LeadingAge took 2 important steps forward in its ongoing efforts to foster a broader culture of intergenerational interaction and exchange in senior housing communities. We believe, and research has shown, that this kind of interaction can help decrease social isolation among older adults, increase their self-esteem and well-being, and help address ageism in our society. Here’s what we accomplished this month:

  • The LeadingAge LTSS Center @UMass Boston and Generations United released a new report exploring the characteristics, benefits, implementation challenges, and promising practices associated with housing-based intergenerational programs. To learn more about these programs, read Intergenerational Programming in Senior Housing: From Promise to Practice. A research snapshot provides a brief overview of the study and its findings.
  • A new grant from the Retirement Research Foundation will allow the LTSS Center and Generations United to develop, test, and disseminate a toolkit designed to help affordable senior housing communities establish new intergenerational programs or improve existing programs. Over the next year, researchers will also be helping national affordable housing providers plan and implement high-quality intergenerational programs that positively impact older adults and members of younger generations.

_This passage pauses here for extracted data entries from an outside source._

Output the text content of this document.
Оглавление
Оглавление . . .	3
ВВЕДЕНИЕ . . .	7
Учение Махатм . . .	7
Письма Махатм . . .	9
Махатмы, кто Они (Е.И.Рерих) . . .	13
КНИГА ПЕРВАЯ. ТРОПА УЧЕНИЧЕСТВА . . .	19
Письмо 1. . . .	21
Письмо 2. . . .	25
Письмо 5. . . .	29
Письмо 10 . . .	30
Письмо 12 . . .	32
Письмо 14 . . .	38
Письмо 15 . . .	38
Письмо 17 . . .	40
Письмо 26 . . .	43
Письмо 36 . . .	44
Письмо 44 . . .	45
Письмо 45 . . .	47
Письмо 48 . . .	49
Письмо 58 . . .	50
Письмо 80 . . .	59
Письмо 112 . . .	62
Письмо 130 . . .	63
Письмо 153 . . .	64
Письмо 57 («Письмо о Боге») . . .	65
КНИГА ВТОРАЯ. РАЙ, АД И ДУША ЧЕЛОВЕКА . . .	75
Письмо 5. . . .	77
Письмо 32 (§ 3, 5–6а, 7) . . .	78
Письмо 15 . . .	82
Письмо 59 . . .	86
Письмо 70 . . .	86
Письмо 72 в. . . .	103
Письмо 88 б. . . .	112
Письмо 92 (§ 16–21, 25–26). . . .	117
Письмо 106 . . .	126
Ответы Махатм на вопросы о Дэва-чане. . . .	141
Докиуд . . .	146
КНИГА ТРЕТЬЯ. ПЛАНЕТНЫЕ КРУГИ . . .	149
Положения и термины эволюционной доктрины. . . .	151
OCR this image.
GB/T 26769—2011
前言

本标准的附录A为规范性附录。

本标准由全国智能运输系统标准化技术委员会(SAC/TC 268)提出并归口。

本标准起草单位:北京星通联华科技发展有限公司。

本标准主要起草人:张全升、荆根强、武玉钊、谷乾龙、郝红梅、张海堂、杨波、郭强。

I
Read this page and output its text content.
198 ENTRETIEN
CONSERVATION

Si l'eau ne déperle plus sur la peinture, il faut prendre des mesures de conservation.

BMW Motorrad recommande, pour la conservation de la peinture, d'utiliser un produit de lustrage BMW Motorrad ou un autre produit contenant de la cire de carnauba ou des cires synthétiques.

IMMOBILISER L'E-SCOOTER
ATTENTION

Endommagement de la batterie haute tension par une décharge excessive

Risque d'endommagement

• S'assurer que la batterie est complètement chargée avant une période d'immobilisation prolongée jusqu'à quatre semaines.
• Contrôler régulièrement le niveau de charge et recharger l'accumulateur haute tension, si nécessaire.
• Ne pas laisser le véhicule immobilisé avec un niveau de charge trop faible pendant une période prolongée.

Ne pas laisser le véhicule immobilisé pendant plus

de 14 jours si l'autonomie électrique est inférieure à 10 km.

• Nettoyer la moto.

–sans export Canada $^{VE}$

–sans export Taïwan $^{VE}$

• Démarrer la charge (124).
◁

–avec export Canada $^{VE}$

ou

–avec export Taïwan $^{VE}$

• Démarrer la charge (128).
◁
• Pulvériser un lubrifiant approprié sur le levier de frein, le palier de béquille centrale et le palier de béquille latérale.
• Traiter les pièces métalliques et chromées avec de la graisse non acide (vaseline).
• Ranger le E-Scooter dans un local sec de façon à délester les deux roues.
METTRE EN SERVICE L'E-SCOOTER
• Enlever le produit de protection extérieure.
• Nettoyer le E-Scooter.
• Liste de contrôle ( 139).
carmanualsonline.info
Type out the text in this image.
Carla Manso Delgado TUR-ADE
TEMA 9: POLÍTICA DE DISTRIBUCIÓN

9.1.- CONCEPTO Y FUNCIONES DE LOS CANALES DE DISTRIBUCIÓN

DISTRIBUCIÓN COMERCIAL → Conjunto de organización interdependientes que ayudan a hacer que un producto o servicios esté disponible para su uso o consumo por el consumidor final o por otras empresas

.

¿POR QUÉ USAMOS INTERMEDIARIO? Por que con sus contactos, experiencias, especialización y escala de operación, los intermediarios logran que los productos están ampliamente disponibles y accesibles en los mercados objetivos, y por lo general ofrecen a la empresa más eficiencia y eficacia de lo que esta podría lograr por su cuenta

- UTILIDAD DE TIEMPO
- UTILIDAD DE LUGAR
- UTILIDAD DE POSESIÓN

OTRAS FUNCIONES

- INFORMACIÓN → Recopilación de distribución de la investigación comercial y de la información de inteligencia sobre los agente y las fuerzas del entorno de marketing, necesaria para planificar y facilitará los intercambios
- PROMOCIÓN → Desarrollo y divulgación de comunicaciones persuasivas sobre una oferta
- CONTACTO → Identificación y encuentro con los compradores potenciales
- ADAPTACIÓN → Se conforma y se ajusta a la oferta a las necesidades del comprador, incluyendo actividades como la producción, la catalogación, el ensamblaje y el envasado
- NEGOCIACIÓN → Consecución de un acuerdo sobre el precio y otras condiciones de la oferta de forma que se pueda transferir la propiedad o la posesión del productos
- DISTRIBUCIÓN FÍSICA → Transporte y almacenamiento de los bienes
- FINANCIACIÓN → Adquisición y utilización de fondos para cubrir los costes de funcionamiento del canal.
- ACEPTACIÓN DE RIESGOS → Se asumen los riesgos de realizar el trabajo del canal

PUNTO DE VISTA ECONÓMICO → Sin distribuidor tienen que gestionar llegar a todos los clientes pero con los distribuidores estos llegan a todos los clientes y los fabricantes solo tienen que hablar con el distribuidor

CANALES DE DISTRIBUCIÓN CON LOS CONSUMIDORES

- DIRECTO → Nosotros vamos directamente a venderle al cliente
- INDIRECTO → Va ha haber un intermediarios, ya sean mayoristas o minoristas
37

Releasing Resources to Help You Do Your Job

If you were looking for resources to help you do your job, you weren’t disappointed during February. Here’s a sampling of the resources we released:

  • The second episode of our Aging Unmasked podcast, in which we explore medical marijuana as a medicine for older adults.
  • A new CAST case study about how Broadmead, a LeadingAge member in Cockeysville, MD, worked with The Asbury Group Integrated Technologies (Asbury-IT) to enhance its compliance with the Health Insurance Portability and Accountability Act of 1996 (HIPAA).
  • Two new episodes of our FutureCAST video series, featuring interviews with John DiMaggio, CEO of BlueOrange Compliance, and David Baker, chief technology officer of Asbury-IT.
  • The latest episode in our Workforce Innovators podcast, which examines promising practices and innovations to meet workforce challenges. This month’s topic is “Building a Healthy Work Environment: Aligning Behavior with Culture.”
  • A new Communications Collaborative, which brings together LeadingAge members who work in communications, social media, and media relations to share and discuss approaches, best practices, opportunities, and insights on message creation, management, and outreach.

Honoring LeadingAge Members

The nominations process for the LeadingAge Annual Awards opened this month. The awards honor LeadingAge member organizations and individuals that embody excellence in nonprofit aging services; make outstanding contributions to our field; and represent models of leadership, quality, and innovation. Use our online form to submit your nomination. Deadline is April 30.